With only 23 contracts on the books for next season, and everyone of note signed except for Darnell Nurse, Holland has to survive a season with a roster largely built by the deposed Peter Chiarelli, while cultivating a farm system that is, in fact, better than any that has greeted a new GM in Edmonton’s history.
So he went out this past summer and signed five depth forwards on one-year deals at an average of $975,000, to help with the penalty kill and lack of depth beneath McDavid, Draisaitl and Ryan Nugent-Hopkins. He took a flyer on Swedish defenceman Joel Persson, and shored up his nets by adding an experienced Mike Smith. Then he dealt a player who simply was not working here, Milan Lucic, for one who might in James Neal.

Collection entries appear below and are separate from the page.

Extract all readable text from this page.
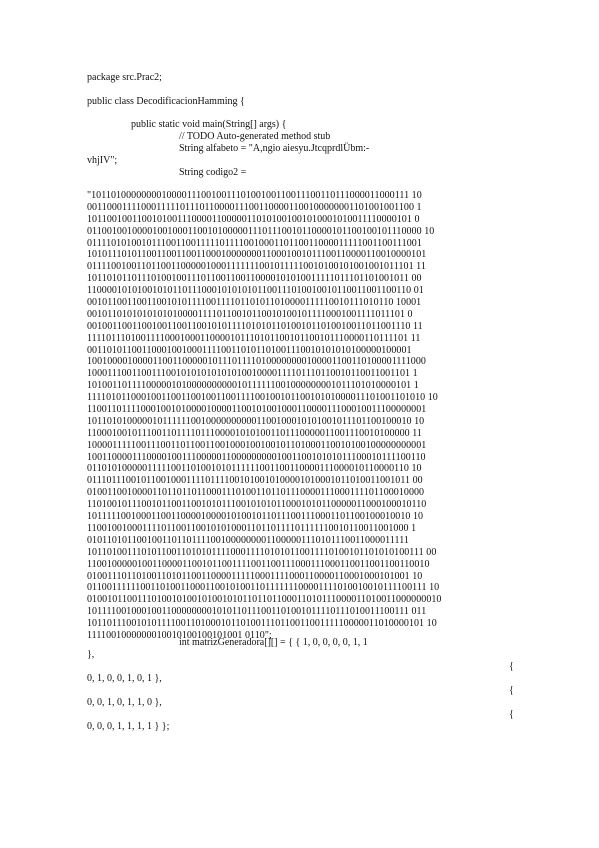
package src.Prac2;
public class DecodificacionHamming {
public static void main(String[] args) {
// TODO Auto-generated method stub
String alfabeto = "A,ngio aiesyu.JtcqprdlÜbm:-
vhjIV";
String codigo2 =
"1011010000000010000111001001110100100110011100110111000011000111 10
001100011110001111101110110000111001100001100100000001101001001100 1
10110010011001010011100001100000110101001001010001010011110000101 0
0110010010000100100011001010000011101110010110000101100100101110000 10
01111010100101110011001111101111001000110110011000011111001100111001
10101110101100110011001100010000000110001001011100110000110010000101
011110010011011001100000100011111110010111110010100101001001011101 11
10110101101110100100111011001100110000101010011111011101101001011 00
11000010101001010110111000101010101100111010010010110011001100110 01
00101100110011001010111100111101101011010000111110010111010110 10001
0010110101010101010000111101100101100101001011110001001111011101 0
00100110011001001100110010101111010101101001011010010011011001110 11
11110111010011110001000110000101110101100101100101110000110111101 11
00110101100110001001000111100110101101001110010101010100000100001
10010000100001100110000010111011110100000000100001100110100001111000
10001110011001110010101010101010010000111101110110010110011001101 1
10100110111100000101000000000010111111001000000001011101010000101 1
11110101100010011001100100110011110010010110010101000011101001101010 10
11001101111000100101000010000110010100100011000011100010011100000001
10110101000001011111100100000000001100100010101001011101100100010 10
11000100101110011011110111000010101001101110000011001110010100000 11
10000111110011100110110011001000100100101101000110010100100000000001
10011000011100001001110000011000000000100110010101011100010111100110
01101010000011111001101001010111111001100110000111000010110000110 10
01110111001011001000111101111001010010100001010001011010011001011 00
01001100100001101101101100011101001101101110000111000111101100010000
11010010111001011001100101011100101010110001010110000011000100010110
10111110010001100110000100001010010110111001110001101100100010010 10
11001001000111101100110010101000110110111101111110010110011001000 1
01011010110010011011011110010000000011000001110101110011000011111
10110100111010110011010101111000111101010110011110100101101010100111 00
110010000010011000011001011001111001100111000111000110011001100110010
01001110110100110101100110000111110001111000110000110001000101001 10
011001111110011010011000110010100110111111100001111010010010111100111 10
01001011001110100101001010010101101101100011010111000011010011000000010
10111100100010011000000001010110111001101001011110111010011100111 011
10110111001010111100110100010110100111011001100111110000011010000101 10
1111001000000010010100100101001 0110";
int matrizGeneradora[][] = { { 1, 0, 0, 0, 0, 1, 1
},
{
0, 1, 0, 0, 1, 0, 1 },
{
0, 0, 1, 0, 1, 1, 0 },
{
0, 0, 0, 1, 1, 1, 1 } };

It wasn’t flashy work, but it was all Holland could afford under the salary cap. What those moves also allowed Holland to do, however, was not to make the same mistake they’ve been making in Edmonton for years.
He didn’t have to rush the prospects, sending Tyler Benson, Evan Bouchard, Dmitri Samorukov and Ryan McLeod down to AHL Bakersfield early-ish in camp, and leaving Swedish first-rounder Philip Broberg at home to play pro in Skelleftea.
“I wanted them to get down there, find a place to live,” Holland said. “They’re opening their season down there on Friday night … We need those players to develop into NHL players.”
In a town that has suffered like this one, you just cannot keep asking for more patience. Sure, patience is required, and it is a legitimate request from a new regime. But you won’t catch Holland saying, “We’re not going to make the playoffs this year.”
“I never said that,” Holland corrects. “Don’t put words in my mouth.”
“Certainly, the goal here is to compete for the playoffs. But, it’s October the (first). I’m going to worry about the playoffs in March.”
In the meantime, ticket sales are expected to be down in Edmonton due to a struggling Alberta economy, and a number of three-year season seat leases that were not renewed by fans who have tired of the losing. None of that is Holland’s fault, though it undoubtedly is his problem now.
His mission is to take a dysfunctional organization and lend it some stability. To install the kind of developmental system that proper, winning organizations have. And to erase a culture that has simply been nonexistent here in Edmonton, the Northland that playoff hockey forgot.
“Culture isn’t something I put in a suitcase and pack with me from Detroit. You’ve got to build it,” he said.
How long will it take for him to know the roots are beginning to take?
“That’s my 22 years as a general manager, and Dave (Tippett’s) 1,200 games behind the bench,” Holland said. “There is no blueprint. There is no manual.”